Films like Serpico and The French Connection (1971) marked a change in American cinema, a new frankness and realism, reliance on location shooting, and an anti-establishment attitude that came to be known as the American New Wave. Like The French Connection, Serpico has its share of chases and action sequences — one sequence scripted as a brief pursuit and capture is elaborated by the moviemakers into a full-blown car chase with Serpico’s partner speeding their car down a busy city street in reverse. The film does not shy away from racial issues. Many of the suspects pursued and brutalized by the police are black.
As Frank Serpico moves from division to division he keeps encountering the same problem: cops who take regular bribes and expect him to do the same, “Who can trust a cop who won’t take money?” His repeated attempts to report the pervasive corruption to his superiors, up to and including the Commissioner and the Mayor’s office, are futile, resulting in a pat or two on the back for being an honest cop, but no real investigation — “Nothing about the brass, the bosses, how corruption like that could exist without anybody knowing.”

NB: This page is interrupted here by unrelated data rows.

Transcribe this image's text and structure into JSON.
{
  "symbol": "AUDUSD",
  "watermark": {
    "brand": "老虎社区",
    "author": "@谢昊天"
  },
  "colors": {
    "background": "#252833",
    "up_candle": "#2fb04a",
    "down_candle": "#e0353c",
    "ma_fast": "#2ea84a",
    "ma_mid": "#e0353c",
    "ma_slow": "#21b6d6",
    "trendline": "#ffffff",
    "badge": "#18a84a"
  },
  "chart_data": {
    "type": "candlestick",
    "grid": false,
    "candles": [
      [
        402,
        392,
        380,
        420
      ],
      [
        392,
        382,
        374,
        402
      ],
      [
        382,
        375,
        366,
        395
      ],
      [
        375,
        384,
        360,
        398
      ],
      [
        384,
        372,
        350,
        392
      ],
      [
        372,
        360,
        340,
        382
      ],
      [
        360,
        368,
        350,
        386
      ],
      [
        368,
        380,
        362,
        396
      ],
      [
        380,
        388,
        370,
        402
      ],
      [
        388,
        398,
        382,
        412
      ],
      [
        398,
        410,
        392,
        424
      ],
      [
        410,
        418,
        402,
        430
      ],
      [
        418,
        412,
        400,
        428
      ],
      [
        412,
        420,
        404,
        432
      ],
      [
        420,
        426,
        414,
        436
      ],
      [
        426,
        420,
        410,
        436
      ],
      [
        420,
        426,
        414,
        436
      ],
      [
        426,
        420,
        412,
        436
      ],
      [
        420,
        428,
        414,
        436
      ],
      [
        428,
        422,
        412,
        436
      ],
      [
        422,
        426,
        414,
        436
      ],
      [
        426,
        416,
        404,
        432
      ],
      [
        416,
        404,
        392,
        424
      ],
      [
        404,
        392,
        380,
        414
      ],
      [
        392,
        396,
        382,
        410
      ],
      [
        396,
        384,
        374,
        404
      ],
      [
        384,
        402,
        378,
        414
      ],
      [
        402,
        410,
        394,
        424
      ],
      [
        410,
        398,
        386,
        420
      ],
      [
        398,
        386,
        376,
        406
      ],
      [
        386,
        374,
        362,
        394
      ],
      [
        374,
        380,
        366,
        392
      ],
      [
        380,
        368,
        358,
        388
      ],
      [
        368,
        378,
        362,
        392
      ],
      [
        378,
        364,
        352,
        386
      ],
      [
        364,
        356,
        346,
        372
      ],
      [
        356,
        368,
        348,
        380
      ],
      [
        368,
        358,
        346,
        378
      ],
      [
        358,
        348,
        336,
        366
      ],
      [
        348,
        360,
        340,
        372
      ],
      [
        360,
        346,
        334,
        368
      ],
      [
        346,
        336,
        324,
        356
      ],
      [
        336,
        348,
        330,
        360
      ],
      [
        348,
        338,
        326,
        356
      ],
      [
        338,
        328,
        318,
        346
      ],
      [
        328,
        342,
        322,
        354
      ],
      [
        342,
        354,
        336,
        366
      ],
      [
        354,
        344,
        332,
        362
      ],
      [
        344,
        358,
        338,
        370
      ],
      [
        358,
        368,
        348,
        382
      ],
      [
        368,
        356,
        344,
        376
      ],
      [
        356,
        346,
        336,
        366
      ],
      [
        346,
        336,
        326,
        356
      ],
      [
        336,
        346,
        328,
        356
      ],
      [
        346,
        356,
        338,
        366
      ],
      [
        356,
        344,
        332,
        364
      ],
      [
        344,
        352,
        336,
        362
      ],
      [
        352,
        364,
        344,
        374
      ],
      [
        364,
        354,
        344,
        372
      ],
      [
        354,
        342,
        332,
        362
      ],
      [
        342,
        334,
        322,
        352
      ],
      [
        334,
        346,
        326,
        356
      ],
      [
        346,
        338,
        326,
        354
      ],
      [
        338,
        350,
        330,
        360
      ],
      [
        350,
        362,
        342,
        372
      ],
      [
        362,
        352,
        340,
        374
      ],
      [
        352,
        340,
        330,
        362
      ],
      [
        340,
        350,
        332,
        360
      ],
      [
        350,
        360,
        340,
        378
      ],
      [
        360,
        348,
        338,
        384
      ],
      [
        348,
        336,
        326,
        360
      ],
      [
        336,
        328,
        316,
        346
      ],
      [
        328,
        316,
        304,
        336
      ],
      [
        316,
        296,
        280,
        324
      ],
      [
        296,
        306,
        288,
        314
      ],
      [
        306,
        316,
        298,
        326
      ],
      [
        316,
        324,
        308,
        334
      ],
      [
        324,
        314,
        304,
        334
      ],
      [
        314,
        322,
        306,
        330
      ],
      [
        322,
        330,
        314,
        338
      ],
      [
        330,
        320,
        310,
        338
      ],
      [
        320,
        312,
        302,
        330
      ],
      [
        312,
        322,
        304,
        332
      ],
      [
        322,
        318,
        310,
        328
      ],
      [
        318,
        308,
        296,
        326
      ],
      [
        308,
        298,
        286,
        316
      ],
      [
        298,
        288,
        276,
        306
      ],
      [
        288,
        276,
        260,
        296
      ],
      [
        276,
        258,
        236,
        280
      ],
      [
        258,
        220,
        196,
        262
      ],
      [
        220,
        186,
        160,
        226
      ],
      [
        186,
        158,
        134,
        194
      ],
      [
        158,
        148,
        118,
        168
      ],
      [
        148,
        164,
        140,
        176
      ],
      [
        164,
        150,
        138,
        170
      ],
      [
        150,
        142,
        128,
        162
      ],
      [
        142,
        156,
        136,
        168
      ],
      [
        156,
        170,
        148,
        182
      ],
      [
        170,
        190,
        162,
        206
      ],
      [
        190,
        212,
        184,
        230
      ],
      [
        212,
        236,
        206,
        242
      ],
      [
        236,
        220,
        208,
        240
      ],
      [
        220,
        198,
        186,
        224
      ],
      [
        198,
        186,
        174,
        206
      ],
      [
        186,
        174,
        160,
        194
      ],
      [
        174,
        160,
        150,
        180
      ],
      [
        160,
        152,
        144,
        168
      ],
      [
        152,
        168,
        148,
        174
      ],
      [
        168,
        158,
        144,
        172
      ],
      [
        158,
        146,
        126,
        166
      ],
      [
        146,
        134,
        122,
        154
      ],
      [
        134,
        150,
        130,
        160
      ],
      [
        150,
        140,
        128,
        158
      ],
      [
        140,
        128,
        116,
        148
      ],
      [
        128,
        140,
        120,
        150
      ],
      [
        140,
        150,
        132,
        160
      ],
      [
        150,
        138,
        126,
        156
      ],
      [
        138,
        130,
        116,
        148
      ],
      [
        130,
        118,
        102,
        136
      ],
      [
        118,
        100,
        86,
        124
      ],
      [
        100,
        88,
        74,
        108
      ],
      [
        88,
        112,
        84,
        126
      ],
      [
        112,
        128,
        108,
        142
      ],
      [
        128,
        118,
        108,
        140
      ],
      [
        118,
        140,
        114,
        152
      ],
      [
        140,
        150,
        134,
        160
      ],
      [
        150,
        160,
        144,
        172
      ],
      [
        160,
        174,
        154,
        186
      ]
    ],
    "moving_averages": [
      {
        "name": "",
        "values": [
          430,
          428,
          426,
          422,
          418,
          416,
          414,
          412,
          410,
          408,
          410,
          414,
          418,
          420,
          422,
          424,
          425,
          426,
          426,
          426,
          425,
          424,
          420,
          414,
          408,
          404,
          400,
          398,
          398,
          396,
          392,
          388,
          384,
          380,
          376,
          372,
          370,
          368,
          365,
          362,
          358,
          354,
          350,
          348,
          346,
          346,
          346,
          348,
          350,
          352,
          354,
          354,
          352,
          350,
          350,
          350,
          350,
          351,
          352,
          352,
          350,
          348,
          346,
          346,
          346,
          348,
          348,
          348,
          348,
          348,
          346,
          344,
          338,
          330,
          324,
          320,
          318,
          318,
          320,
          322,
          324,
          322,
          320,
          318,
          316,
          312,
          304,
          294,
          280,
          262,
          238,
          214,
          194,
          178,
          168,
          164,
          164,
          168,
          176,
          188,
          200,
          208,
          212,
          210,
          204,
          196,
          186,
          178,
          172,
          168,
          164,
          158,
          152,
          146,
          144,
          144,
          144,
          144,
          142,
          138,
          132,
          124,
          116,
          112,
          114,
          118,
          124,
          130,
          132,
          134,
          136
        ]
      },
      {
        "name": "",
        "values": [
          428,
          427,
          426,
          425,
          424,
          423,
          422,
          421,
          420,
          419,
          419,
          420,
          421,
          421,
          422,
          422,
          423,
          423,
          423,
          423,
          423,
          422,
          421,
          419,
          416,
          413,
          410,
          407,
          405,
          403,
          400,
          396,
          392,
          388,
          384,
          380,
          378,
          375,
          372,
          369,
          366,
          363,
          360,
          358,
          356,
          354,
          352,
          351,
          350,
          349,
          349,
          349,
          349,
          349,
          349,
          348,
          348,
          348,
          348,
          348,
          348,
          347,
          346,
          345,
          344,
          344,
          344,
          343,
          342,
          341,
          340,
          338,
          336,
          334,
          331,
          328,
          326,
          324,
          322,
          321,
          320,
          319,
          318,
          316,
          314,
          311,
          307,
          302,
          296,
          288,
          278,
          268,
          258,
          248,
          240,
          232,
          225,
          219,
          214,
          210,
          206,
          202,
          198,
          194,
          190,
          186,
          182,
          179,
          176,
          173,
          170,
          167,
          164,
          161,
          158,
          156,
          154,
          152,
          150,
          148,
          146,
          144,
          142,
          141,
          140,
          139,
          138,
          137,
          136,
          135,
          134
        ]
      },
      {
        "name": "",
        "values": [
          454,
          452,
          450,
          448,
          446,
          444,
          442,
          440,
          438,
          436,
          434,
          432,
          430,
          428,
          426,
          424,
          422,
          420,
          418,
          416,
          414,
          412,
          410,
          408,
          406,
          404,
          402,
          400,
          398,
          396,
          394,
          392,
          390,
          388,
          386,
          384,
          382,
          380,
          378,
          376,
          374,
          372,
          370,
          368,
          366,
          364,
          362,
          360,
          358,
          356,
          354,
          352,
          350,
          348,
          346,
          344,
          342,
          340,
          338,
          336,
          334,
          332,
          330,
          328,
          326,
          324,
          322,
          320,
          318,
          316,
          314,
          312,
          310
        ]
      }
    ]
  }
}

Eventually, with the help of a couple other men in the department he has learned to trust, Serpico takes his story to The New York Times and, as happened in real life, this leads to the formation of the Knapp Commission. But it’s a qualified happy ending. Soon thereafter, while making a narcotics bust with some other policemen (providing only indifferent support), Serpico gets shot in the face. Leading us back to where the story begins.
Serpico proved to be a triumph for everyone concerned, particularly director Lumet and star Pacino. Between the two of them, the writers Waldo Salt and Norman Wexler created a screenplay that plays as well as it reads.